To augment the supply of these essentials, Stein et al performed prevascularization on a polymer scaffold composed of polyvinyl alcohol and transplanted into recipient animals, i.e. partial hepatectomy and a portal-caval shunt (88). These procedures resulted in an increased delivery of hepatotrophic factors to the systemic circulation and diminished their clearance by the native liver and led to significant improvement in cell survival.

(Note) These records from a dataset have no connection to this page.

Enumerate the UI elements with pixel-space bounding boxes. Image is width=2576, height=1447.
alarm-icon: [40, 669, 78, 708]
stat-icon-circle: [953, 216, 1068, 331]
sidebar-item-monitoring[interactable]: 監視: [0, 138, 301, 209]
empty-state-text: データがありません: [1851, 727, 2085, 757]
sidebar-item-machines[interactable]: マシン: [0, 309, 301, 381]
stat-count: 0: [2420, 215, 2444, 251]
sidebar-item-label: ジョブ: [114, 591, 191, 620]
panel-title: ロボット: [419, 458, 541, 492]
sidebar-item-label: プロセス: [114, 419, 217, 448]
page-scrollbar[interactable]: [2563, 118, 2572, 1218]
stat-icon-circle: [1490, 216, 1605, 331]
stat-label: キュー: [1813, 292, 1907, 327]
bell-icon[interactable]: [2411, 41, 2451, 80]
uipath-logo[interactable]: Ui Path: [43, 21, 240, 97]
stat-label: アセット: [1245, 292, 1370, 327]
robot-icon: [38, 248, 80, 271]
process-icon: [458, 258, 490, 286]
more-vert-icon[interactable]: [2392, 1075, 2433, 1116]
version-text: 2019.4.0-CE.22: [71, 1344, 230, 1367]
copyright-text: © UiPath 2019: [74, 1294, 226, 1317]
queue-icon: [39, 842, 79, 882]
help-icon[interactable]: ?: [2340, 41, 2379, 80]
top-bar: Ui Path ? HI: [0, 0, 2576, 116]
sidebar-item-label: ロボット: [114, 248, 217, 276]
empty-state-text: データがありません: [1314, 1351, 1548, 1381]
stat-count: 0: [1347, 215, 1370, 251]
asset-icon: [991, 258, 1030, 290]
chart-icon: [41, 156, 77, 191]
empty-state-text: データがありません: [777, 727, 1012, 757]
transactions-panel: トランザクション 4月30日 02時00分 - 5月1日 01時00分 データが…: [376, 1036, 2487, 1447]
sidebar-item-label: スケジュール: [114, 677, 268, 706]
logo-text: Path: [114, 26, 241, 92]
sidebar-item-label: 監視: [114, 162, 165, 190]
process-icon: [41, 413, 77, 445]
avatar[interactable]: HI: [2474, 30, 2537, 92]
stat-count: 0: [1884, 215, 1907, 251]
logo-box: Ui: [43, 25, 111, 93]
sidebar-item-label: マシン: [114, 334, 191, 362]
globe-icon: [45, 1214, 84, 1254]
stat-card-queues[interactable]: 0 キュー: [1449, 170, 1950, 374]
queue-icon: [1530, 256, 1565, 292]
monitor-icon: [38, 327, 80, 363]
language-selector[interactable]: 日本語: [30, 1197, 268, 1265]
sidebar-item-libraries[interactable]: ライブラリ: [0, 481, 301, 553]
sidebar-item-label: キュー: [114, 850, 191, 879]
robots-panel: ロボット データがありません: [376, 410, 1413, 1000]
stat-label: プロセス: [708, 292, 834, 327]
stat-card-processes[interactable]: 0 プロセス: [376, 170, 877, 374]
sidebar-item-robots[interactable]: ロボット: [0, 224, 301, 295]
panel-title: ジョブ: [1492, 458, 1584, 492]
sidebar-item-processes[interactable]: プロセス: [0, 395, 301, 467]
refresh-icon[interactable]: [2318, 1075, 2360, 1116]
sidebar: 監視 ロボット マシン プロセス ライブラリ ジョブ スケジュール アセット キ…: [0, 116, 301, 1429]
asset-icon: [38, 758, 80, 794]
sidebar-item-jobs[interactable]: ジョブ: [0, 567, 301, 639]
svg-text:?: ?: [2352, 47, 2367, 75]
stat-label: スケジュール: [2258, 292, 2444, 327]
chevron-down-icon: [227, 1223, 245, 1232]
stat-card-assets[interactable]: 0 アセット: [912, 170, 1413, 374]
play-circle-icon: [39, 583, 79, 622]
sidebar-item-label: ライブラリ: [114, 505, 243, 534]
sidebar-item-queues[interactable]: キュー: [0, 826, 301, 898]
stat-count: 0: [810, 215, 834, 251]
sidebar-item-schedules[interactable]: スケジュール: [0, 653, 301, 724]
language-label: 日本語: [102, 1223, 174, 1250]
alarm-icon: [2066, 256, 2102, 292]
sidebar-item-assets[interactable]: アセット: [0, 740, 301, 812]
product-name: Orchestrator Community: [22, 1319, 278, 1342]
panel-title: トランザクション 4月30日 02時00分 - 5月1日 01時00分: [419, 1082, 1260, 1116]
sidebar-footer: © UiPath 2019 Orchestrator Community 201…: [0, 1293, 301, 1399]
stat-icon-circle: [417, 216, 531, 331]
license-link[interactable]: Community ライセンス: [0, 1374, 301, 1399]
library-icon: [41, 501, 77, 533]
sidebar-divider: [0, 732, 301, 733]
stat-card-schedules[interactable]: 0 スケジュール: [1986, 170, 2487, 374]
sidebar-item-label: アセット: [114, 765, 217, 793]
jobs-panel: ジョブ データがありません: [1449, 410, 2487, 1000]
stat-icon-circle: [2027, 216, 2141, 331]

Higashiyama and his colleague transplanted rat hepatocytes seeded in porous Hydroxy-apatite (HA) disks into the peritoneal cavity of Nagase Analbuminemia rats (NARs) (89). Angiogenesis was observed inside the pores in HA disks, and hepatocyte viability was shown to be maintained for at least 3 weeks, as evidenced by the increase in the serum albumin level. Moreover, these researchers have been attempting to maintain the viability and functions of hepatocytes by co-culturing them with various cells, such as Nonparenchymal liver cells (NPLCs) (90, 91). They then, co-cultured hepatocytes with BMSCs in HA disks and transplanted the disks into NARs and liver-damaged mice. The increase of serum albumin level in the liver-damaged mice was reported by the transplantation of hepatocytes and BMSCs. The serum level of IL-6 in the liver-damaged mice was also increased by the cotransplantation of BMSCs and hepatocytes (92).

Polymer implantation, surgical stimulation and cell transplantation technologies have been extended to large animal models. Dalmation dogs have a genetic deficiency in uric acid uptake in the liver which results in elevated serum and urine uric acid levels. Implantation of hepatocytes on PGA sheets resulted in partial correction of the enzyme deficiency for up to six weeks (93). Successful hepatocyte engraftment has also been achieved in swine (94).

These evidences clearly show that more in vivo work needs to be accomplished before a viable organ will be available for transplanttation.